Picotements, besoin permanent de bouger… Parce qu’il survient le plus souvent en pleine nuit, le syndrome des jambes sans repos peut vite gâcher la vie. Le point sur les différents traitements pour atténuer les symptômes.  

Les femmes sont plus souvent touchées par ces impatiences. Connu sous le nom de « maladie de Willis-Ekbom », ce trouble n’a rien de rare puisqu’il touche environ 8,5% de la population. Si les mécanismes exacts de la maladie restent méconnus, deux éléments semblent jouer un rôle important : une insuffisance en fer et un manque de dopamine (substance permettant la transmission de l’information entre les cellules du système nerveux) dans certaines régions du cerveau et de la moelle épinière.

Cette affection peut avoir 2 conséquences sur la qualité de vie : une dégradation du sommeil, avec à la clé une somnolence diurne et des troubles de l’humeur.
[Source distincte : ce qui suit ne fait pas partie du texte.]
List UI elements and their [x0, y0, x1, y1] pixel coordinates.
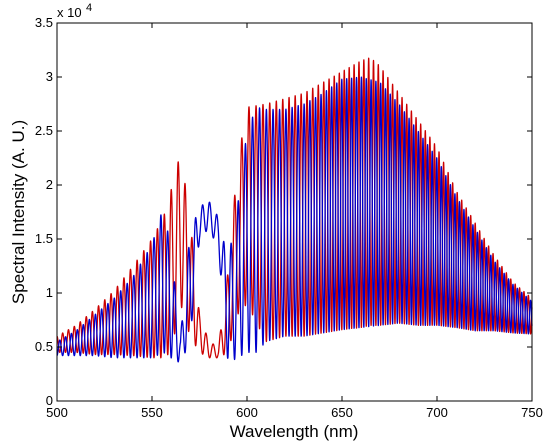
x-tick-label: 650 — [331, 405, 353, 420]
plot-frame — [56, 22, 533, 402]
y-tick-label: 1.5 — [35, 231, 53, 246]
y-tick-label: 2 — [46, 177, 53, 192]
x-tick-label: 500 — [46, 405, 68, 420]
y-tick-label: 3.5 — [35, 15, 53, 30]
y-tick-label: 1 — [46, 285, 53, 300]
series-red-line — [56, 57, 533, 359]
x-axis-ticks: 500 550 600 650 700 750 — [46, 23, 543, 420]
series-blue-line — [56, 76, 533, 363]
x-tick-label: 550 — [141, 405, 163, 420]
series-layer — [56, 57, 533, 363]
y-tick-label: 3 — [46, 69, 53, 84]
y-tick-label: 2.5 — [35, 123, 53, 138]
x-tick-label: 700 — [426, 405, 448, 420]
y-axis-ticks: 0 0.5 1 1.5 2 2.5 3 3.5 — [35, 15, 532, 408]
x-axis-label: Wavelength (nm) — [230, 422, 359, 441]
y-tick-label: 0 — [46, 393, 53, 408]
x-tick-label: 600 — [236, 405, 258, 420]
y-tick-label: 0.5 — [35, 339, 53, 354]
y-multiplier-exponent: 4 — [86, 2, 92, 14]
y-axis-label: Spectral Intensity (A. U.) — [9, 120, 28, 304]
x-tick-label: 750 — [521, 405, 543, 420]
y-multiplier-label: x 10 — [57, 5, 82, 20]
Et une perturbation de la vie socioprofessionnelle (certaines personnes touchées évitant les sorties, les longs trajets…).

Comment atténuer les symptômes ?

S’il est impossible de prévenir le syndrome des jambes sans repos quelques gestes simples sont parfois suffisants pour soulager les impatiences :

  • dès les premiers signes, bougez, levez-vous et marchez quelques minutes ;
  • massez les membres concernés ;
  • selon vos préférences, appliquez sur vos jambes des compresses froides ou chaudes, ou bien relaxez-vous en prenant un bain chaud ;
  • faites des exercices de stretching avant de vous coucher ;
  • évitez tout ce qui peut accentuer les symptômes (thé, café, alcool, tabac, dépense physique intense en fin de journée…) ;
  • conservez une alimentation équilibrée ;
  • pratiquez régulièrement une activité physique.

Enfin, dans les formes sévères, si votre médecin le juge utile, il pourra vous prescrire un médicament de la famille des agonistes dopaminergiques. Ces produits pallient le manque de dopamine.